Exa: https://exa.ai/assets/Exa_Labs_Terms_of_Service.pdf "You may not [...] download, modify, copy, distribute, transmit, display, perform, reproduce, duplicate, publish, license, create derivative works from, or offer for sale any information contained on, or obtained from or through, the Services, except for temporary files that are automatically cached by your web browser for display
purposes"
Many of the things I want to do with a search API are blocked by these rules! So I need to know which rules I am subject to.
IANAL, but if Ollama says "you can do with the results whatever you want", then they would be the ones liable for any breach of TOS.
That's admittedly a pretty foolish behaviour on their part and doesn't instill trust in Ollama as a service provider, but you as the end-user should be in the clear.
It's pretty wild that Brave's terms of service state as much, considering their search API is entirely derived from storing the results of other search systems. https://support.brave.app/hc/en-us/articles/4409406835469-Wh.... Aka Brave is blocking exactly what it does to Bing and Google.
My nightmare scenario is that I build my own crucial database of information partially derived from a search API... and then later get into legal trouble which forces me to delete that data, which is now intermingled with other information I've collected.
Yes - it's important to me that I understand the source of the data I've collected and if that source results in restrictions on what I can do with that data.
Especially when I'm building databases that I want other organizations to be able to use.
Fun fact: many geocoding APIs have restrictions on what you can do with the data you get back from that geocoder - including how long you can store it and whether you are allowed to re-syndicate to other people. That's one of the reasons I like OpenCage: https://opencagedata.com/guides/how-to-compare-and-test-geoc...
This information is very useful to the open source community. Whats the rationale in not "building in the public"? Is Ollama turning its back on the open source community? Also why should we believe ollama web search is better than my locally run searxng server?
Oh yes! that is why I want to provide the names of the providers we use. I do believe in building in the open. The web search functionality has a very generous free tier (it is behind Ollama's free account to prevent abuse) that allows you to give it a try comparing to running a searxng server locally.
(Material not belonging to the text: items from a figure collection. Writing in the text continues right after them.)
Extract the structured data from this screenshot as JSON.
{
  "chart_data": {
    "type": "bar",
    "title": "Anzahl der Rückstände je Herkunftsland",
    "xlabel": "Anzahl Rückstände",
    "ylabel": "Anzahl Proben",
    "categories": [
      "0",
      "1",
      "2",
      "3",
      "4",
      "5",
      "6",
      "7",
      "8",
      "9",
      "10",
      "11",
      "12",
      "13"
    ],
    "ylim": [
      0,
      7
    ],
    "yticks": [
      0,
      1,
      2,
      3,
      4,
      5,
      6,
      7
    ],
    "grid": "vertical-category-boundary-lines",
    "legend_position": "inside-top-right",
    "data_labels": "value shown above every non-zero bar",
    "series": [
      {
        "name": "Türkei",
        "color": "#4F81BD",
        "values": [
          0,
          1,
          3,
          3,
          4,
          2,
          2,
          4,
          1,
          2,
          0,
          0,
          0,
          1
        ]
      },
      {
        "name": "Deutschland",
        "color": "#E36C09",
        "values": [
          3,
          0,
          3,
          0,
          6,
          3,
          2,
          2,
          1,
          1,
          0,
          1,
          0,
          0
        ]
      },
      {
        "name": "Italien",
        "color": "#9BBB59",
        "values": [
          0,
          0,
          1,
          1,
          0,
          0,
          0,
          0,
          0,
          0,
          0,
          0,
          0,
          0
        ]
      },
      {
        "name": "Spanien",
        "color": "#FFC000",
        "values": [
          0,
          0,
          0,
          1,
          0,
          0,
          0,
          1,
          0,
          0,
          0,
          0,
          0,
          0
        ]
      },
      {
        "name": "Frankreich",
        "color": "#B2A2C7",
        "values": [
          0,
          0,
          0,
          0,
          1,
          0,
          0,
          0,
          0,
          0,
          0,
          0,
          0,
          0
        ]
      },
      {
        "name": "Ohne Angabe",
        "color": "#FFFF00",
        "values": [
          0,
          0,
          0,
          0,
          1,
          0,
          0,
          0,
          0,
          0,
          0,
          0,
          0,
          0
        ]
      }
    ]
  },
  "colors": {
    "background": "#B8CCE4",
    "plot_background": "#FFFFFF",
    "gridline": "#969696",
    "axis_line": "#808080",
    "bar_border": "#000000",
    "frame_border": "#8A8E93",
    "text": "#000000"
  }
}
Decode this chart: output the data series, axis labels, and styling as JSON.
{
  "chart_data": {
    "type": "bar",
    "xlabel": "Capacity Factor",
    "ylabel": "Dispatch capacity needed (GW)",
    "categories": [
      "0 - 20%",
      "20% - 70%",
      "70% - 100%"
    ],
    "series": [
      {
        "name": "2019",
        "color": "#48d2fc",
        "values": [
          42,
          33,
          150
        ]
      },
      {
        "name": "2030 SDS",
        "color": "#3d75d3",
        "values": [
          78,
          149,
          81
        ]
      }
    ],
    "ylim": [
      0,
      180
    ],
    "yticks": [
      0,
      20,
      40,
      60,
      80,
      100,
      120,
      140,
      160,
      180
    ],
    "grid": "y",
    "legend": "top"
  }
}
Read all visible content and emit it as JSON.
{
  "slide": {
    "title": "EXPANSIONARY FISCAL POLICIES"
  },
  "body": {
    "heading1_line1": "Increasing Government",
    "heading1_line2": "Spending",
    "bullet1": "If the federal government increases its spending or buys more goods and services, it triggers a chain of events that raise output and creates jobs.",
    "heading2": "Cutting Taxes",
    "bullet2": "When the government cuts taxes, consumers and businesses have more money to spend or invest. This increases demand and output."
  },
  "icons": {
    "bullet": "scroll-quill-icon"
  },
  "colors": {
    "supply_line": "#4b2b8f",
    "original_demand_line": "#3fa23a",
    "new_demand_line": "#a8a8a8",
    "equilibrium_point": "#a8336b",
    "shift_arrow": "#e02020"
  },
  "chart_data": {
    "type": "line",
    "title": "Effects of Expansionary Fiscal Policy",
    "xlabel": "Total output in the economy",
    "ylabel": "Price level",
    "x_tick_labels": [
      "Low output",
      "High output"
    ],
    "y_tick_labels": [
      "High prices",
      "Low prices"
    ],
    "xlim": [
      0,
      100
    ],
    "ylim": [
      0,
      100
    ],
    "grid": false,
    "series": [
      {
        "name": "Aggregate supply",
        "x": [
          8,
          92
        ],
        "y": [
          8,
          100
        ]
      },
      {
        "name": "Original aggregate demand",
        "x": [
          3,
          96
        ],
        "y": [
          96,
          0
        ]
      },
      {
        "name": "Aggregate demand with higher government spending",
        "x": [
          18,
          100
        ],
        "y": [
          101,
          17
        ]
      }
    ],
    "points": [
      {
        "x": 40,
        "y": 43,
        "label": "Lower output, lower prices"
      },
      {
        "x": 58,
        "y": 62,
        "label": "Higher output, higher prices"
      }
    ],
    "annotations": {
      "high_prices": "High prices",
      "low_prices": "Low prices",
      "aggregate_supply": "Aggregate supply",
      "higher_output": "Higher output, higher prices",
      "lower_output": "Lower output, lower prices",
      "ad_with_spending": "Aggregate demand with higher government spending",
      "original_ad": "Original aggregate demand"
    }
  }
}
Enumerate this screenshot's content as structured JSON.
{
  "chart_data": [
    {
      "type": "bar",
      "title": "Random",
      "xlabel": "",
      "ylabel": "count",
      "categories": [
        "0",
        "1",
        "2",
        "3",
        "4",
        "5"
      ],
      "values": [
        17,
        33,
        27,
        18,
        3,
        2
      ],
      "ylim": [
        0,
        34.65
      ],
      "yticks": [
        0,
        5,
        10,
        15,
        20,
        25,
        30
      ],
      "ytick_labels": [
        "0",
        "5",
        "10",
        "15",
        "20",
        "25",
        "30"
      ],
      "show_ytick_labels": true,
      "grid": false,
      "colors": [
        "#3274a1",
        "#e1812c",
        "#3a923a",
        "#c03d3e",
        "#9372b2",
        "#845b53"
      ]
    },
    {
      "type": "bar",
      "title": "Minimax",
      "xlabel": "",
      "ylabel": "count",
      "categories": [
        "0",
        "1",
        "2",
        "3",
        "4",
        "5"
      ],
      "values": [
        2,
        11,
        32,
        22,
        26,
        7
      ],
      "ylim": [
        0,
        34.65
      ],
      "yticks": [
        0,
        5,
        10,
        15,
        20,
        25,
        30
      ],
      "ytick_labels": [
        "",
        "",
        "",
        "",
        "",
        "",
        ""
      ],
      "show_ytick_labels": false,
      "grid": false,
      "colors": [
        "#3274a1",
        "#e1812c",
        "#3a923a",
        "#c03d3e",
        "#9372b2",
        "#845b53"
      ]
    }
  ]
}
On making the search functionality locally -- we made considerations and gave it a try but had trouble around result quality and websites blocking Ollama for making a crawler. Using a hosted API, we can get results for users much faster. I'd want us to revisit this at some point. I believe in having the power of local.
We will continue to monitor what's good to improve the output quality and results. Sometimes it could be the combination of providers to yield even better results. If I say one combination right now, and realize another combination is better, and make changes, I wouldn't need to broadcast it each time or risk misrepresenting the feature, which is to have amazing search and research capabilities that can augment models for a superior output.